LA IRRUPCIÓN en las cárceles españolas de un significativo número de inquilinos no habituales -gentes procedentes del mundo de la empresa, de las finanzas o del estamento político- no sólo ha convulsionado el mundo carcelario; también el de la justicia y el de las leyes penales, tradicionalmente especializados en el tratamiento de ciudadanos cuyo perfil social -edad media de 25 años, estudios -primarios, ingresos familiares bajos, escasa experiencia laboral, drogodependencia- poco tiene que ver con el de estos recién llegados.La prisión preventiva es una de las medidas legales que más han impactado a estos nuevos presuntos delincuentes de cuello blanco y a los sectores sociales a que pertenecen. No hay que extrañarse de ello. Por su carácter sorpresivo, por el cambio drástico que supone en las condiciones de vida de quien la padece, por los motivos escasamente precisos en que se sustenta y por la amplia discrecionalidad de quien la adopta, contiene, más que ninguna otra decisión judicial, elementos para la controversia.

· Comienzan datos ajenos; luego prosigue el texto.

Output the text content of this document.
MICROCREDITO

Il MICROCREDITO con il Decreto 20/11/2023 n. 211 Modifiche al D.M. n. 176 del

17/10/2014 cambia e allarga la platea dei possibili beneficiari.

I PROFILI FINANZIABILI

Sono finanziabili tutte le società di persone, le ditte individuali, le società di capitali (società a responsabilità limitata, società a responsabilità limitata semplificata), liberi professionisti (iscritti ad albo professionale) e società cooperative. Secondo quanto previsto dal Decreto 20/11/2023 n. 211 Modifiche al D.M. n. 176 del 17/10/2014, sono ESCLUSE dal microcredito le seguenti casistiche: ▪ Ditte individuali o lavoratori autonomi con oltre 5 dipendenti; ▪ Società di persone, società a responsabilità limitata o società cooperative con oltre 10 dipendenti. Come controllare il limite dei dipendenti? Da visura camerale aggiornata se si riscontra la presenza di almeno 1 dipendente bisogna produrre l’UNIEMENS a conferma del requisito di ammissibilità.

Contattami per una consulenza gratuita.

Pero si la polémica social sobre la prisión preventiva es una relativa novedad, la disputa doctrinal siempre ha estado presente en los ámbitos jurídicos. Contra lo que pudiera parecerles a algunos, esta medida cautelar vinculada al proceso penal ha estado incluida desde siempre en la centenaria Ley de Enjuiciamiento Criminal, mucho antes de que la sufrieran Conde y Romaní, Rubio y De la Concha, Sancristóbal, Sotos y De la Rosa, por citar sólo a algunos de los más relevantes miembros de esta nueva clase carcelaria.

Al margen de que sea ahora, y no antes, cuando se cuestiona socialmente con más fuerza la regulación legal de la prisión preventiva, es incuestionable que ésta necesita una profunda reforma. Hace 12 años -en 1983-, los socialistas intentaron limitar su duración máxima a seis meses o un año, según el tipo de delito, para evitar que siguiera siendo lo que era hasta entonces: una especie de pena anticipada que sufrían más del 50% de los presos españoles. Pero los sectores sociales que ahora claman con más energía contra la prisión preventiva obligaron al Gobierno de entonces a dar marcha atrás en una reforma de indudable marchamo constitucional. Motivo: la mayoría de sus beneficiarios eran el tipo de presuntos delincuentes que más incidían en la inseguridad ciudadana, convertida por la oposición conservadora en su primera bandera contra los socialistas.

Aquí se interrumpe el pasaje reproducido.